Program Offers Youth a Global View
Michelle Phipps-Evans | 6/19/2013, noon
Before Angel Gaston decided to attend Howard University this fall, she wanted to study subjects she hadn’t considered before, for a career she didn’t even think was possible.
“I was thinking about studying Mandarin Chinese and also linguistics,” said Gaston, 18, who recently graduated from the Washington Metropolitan High School, a District public school in Northwest. “I can become a U.S. ambassador or work as a translator.” Gaston speaks Mandarin fluently.
“It’s an intense language,” she said, “but I [picked] it up easily.”
However, since this isn’t a course that Howard offers, Gaston said she’ll consider international communications as her major because one day, she would like to return to the People’s Republic of China.

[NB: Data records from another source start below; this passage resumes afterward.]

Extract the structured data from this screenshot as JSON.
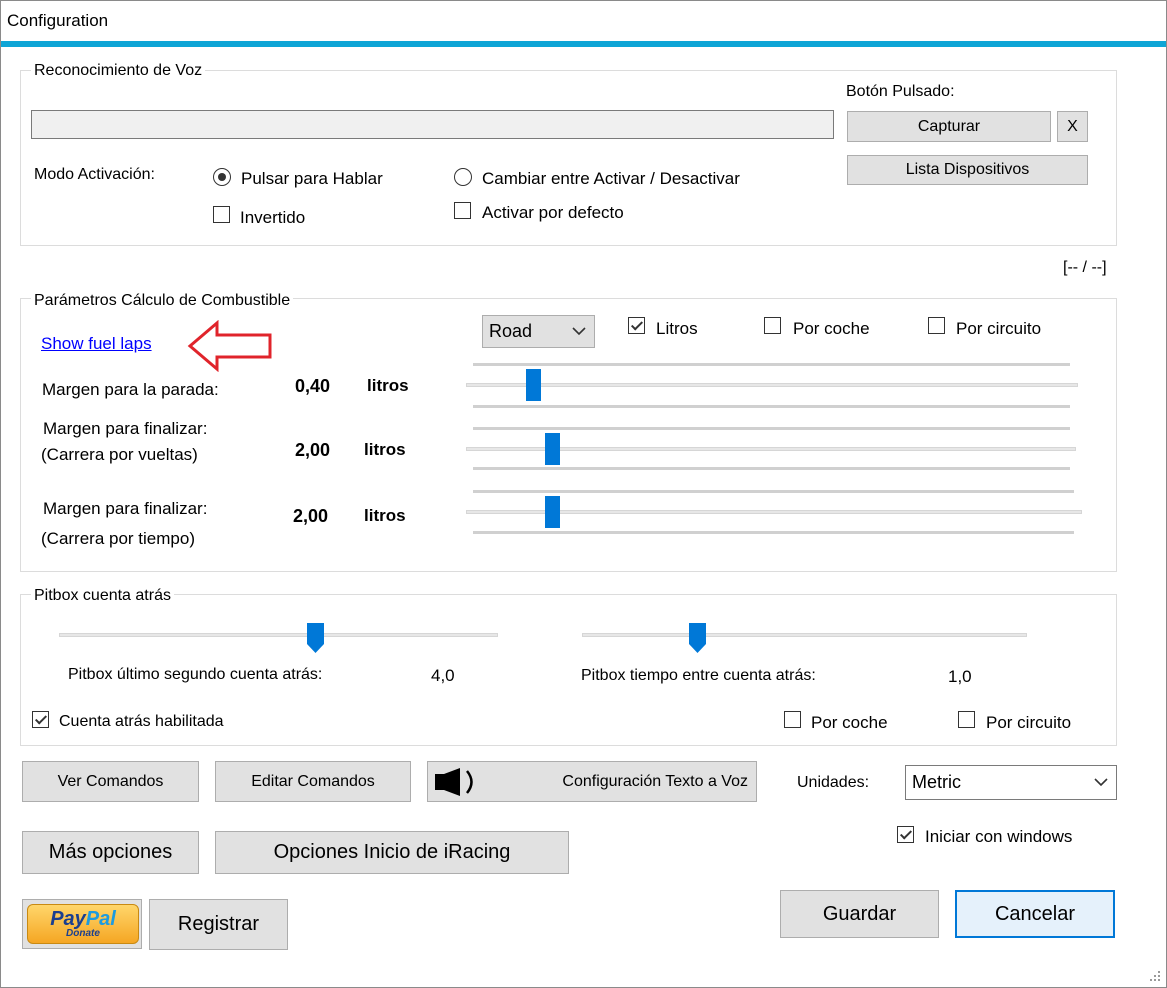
{
  "window": {
    "title": "Configuration",
    "accent_color": "#0ea5d6"
  },
  "voice": {
    "group_title": "Reconocimiento de Voz",
    "boton_pulsado_label": "Botón Pulsado:",
    "capturar_label": "Capturar",
    "clear_label": "X",
    "lista_label": "Lista Dispositivos",
    "modo_label": "Modo Activación:",
    "pulsar_label": "Pulsar para Hablar",
    "cambiar_label": "Cambiar entre Activar / Desactivar",
    "invertido_label": "Invertido",
    "activar_label": "Activar por defecto",
    "status_text": "[-- / --]"
  },
  "fuel": {
    "group_title": "Parámetros Cálculo de Combustible",
    "show_link": "Show fuel laps",
    "track_type": "Road",
    "litros_label": "Litros",
    "por_coche_label": "Por coche",
    "por_circuito_label": "Por circuito",
    "margen_parada_label": "Margen para la parada:",
    "margen_parada_value": "0,40",
    "margen_parada_unit": "litros",
    "margen_fin_vueltas_label1": "Margen para finalizar:",
    "margen_fin_vueltas_label2": "(Carrera por vueltas)",
    "margen_fin_vueltas_value": "2,00",
    "margen_fin_vueltas_unit": "litros",
    "margen_fin_tiempo_label1": "Margen para finalizar:",
    "margen_fin_tiempo_label2": "(Carrera por tiempo)",
    "margen_fin_tiempo_value": "2,00",
    "margen_fin_tiempo_unit": "litros",
    "arrow_color": "#e0242b"
  },
  "pitbox": {
    "group_title": "Pitbox cuenta atrás",
    "ultimo_label": "Pitbox último segundo cuenta atrás:",
    "ultimo_value": "4,0",
    "entre_label": "Pitbox tiempo entre cuenta atrás:",
    "entre_value": "1,0",
    "habilitada_label": "Cuenta atrás habilitada",
    "por_coche_label": "Por coche",
    "por_circuito_label": "Por circuito"
  },
  "buttons": {
    "ver_comandos": "Ver Comandos",
    "editar_comandos": "Editar Comandos",
    "texto_voz": "Configuración Texto a Voz",
    "unidades_label": "Unidades:",
    "unidades_value": "Metric",
    "mas_opciones": "Más opciones",
    "opciones_iracing": "Opciones Inicio de iRacing",
    "iniciar_windows": "Iniciar con windows",
    "paypal_word1": "Pay",
    "paypal_word2": "Pal",
    "paypal_donate": "Donate",
    "registrar": "Registrar",
    "guardar": "Guardar",
    "cancelar": "Cancelar"
  }
}
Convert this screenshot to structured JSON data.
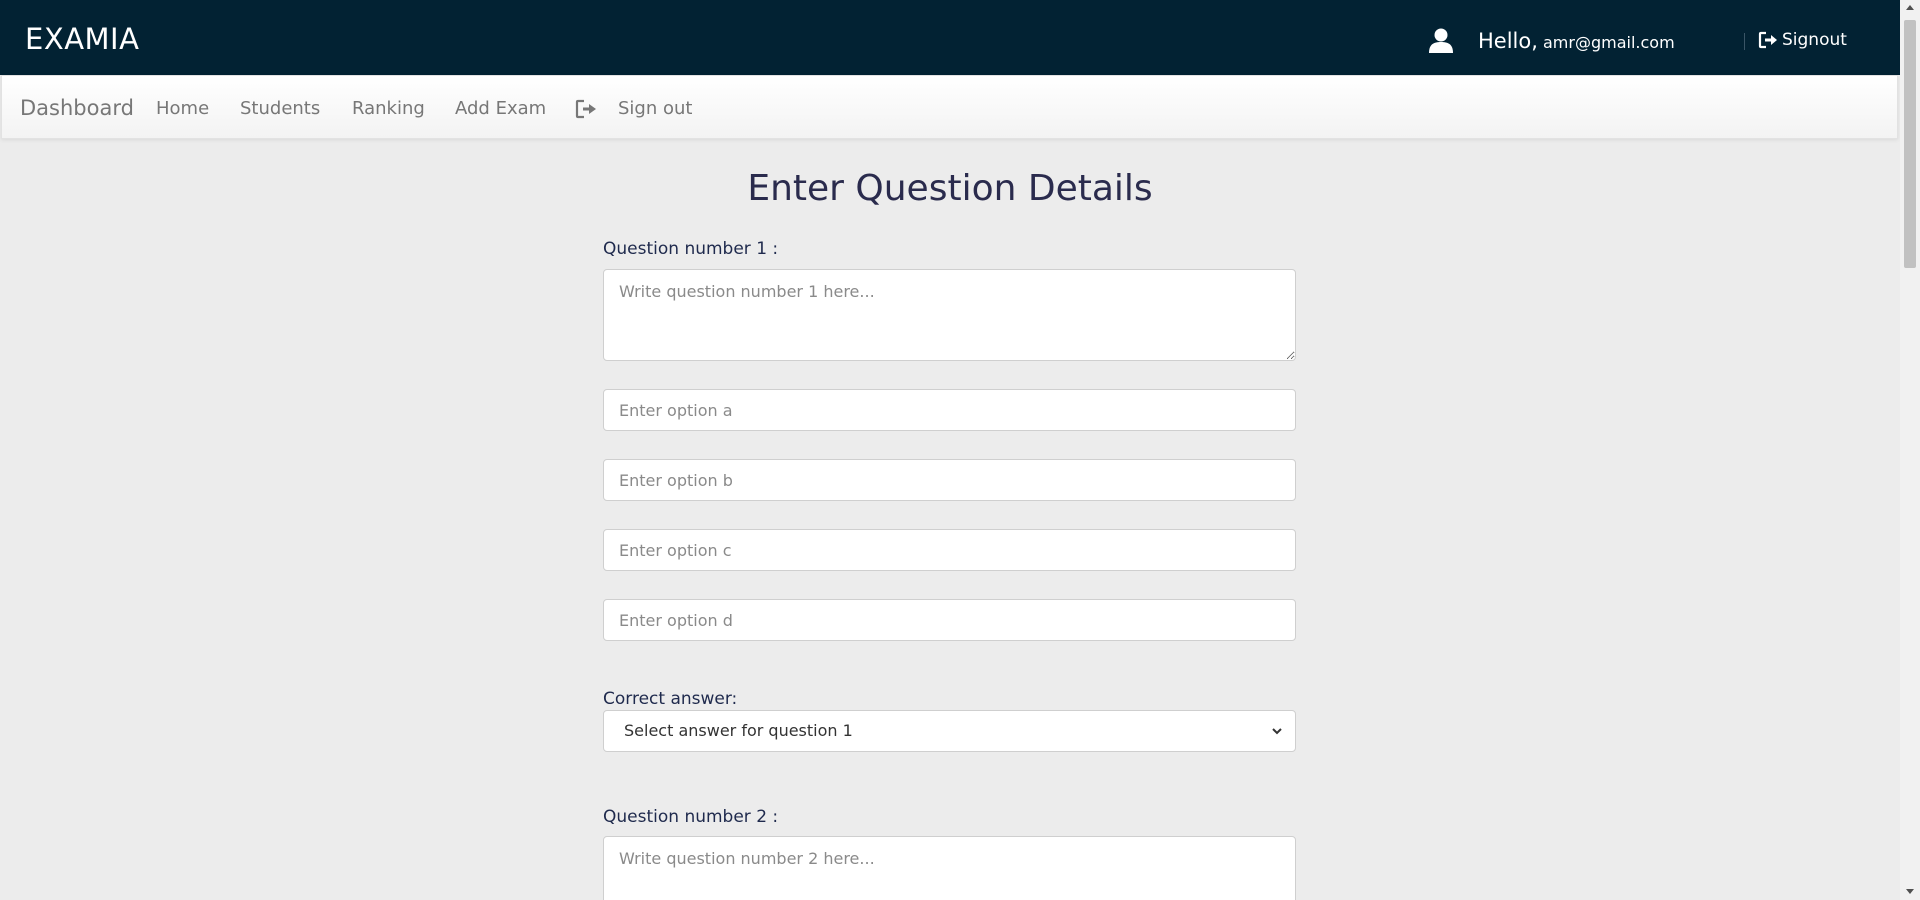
{
  "header": {
    "brand": "EXAMIA",
    "greeting": "Hello,",
    "email": "amr@gmail.com",
    "signout_label": "Signout"
  },
  "navbar": {
    "dashboard": "Dashboard",
    "items": [
      "Home",
      "Students",
      "Ranking",
      "Add Exam"
    ],
    "signout_label": "Sign out"
  },
  "form": {
    "title": "Enter Question Details",
    "questions": [
      {
        "label": "Question number 1 :",
        "placeholder": "Write question number 1 here...",
        "options": [
          "Enter option a",
          "Enter option b",
          "Enter option c",
          "Enter option d"
        ],
        "answer_label": "Correct answer:",
        "answer_select": "Select answer for question 1"
      },
      {
        "label": "Question number 2 :",
        "placeholder": "Write question number 2 here..."
      }
    ]
  },
  "icons": {
    "user": "user-icon",
    "signout": "signout-icon",
    "chevron": "chevron-down-icon"
  },
  "colors": {
    "header_bg": "#022233",
    "page_bg": "#ececec",
    "title": "#2a2b4d"
  }
}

Two years ago, Gaston explored Shanghai, Hong Kong and Beijing with more than a dozen other young people who participated in the Community Global Initiative (CGI), a competitive program created and sponsored by the H Street Community Development Corporation (HSCDC) in Northeast.
“It opened my eyes globally,” Gaston said. “It made me see how different other countries were from America. This made me analyze myself and made me want to broaden myself as a person,” the Ward 4 resident said.
This change in perspective is the goal of the CGI program, formerly known as the China Challenge Program, said Kenneth Brewer Sr., executive director of HSCDC, a private, nonprofit, established 1984, to restore the blighted H Street corridor.
“They come back appreciating what life is in America,” said Brewer, 52, who has been at the helm of the organization since 2008. “Even if they decide not to go to school, clearly they’re getting an experience that can totally change them. They can see how great America is.”
Established in 2006 by HSCDC, the CGI program, offers up to 15 teenagers in grades 9 through 12 and who are enrolled in the District’s public and public charter high schools an opportunity to develop global competency skills by learning the language and culture of a foreign country.
Since its inception, more than 45 students have benefited from the program. Native speakers of the languages instruct the teenagers, who come from minority, primarily moderate-to-low-income families, in basic oral and written foreign languages over an 18-month period.
The competitive program is conducted in three phases. First, students are immersed in a fast-paced, intensive language and culture curriculum during their first summer of the program. Next, during the school year, they attend bi-monthly Saturday classes, studying language and culture, and finally, for two weeks during the second summer, the students travel to the country that they studied.
For most of the month of July 2013, the current group of students will travel to Brazil and to South Africa.
This will be 18-year-old Honor Williams’ first trip outside the United States.
“I had to get my first passport,” said Williams, a recent graduate of the School Without Walls High School. Williams plans to attend The George Washington University (GW) in Northwest this fall. “I’m very excited about going to Brazil.”
Williams joined Gaston and Brewer at a graduate luncheon at the Cheesecake Factory in Northwest on June 10 to celebrate reaching the final phase of the CGI program. The students could barely contain their excitement about traveling this summer.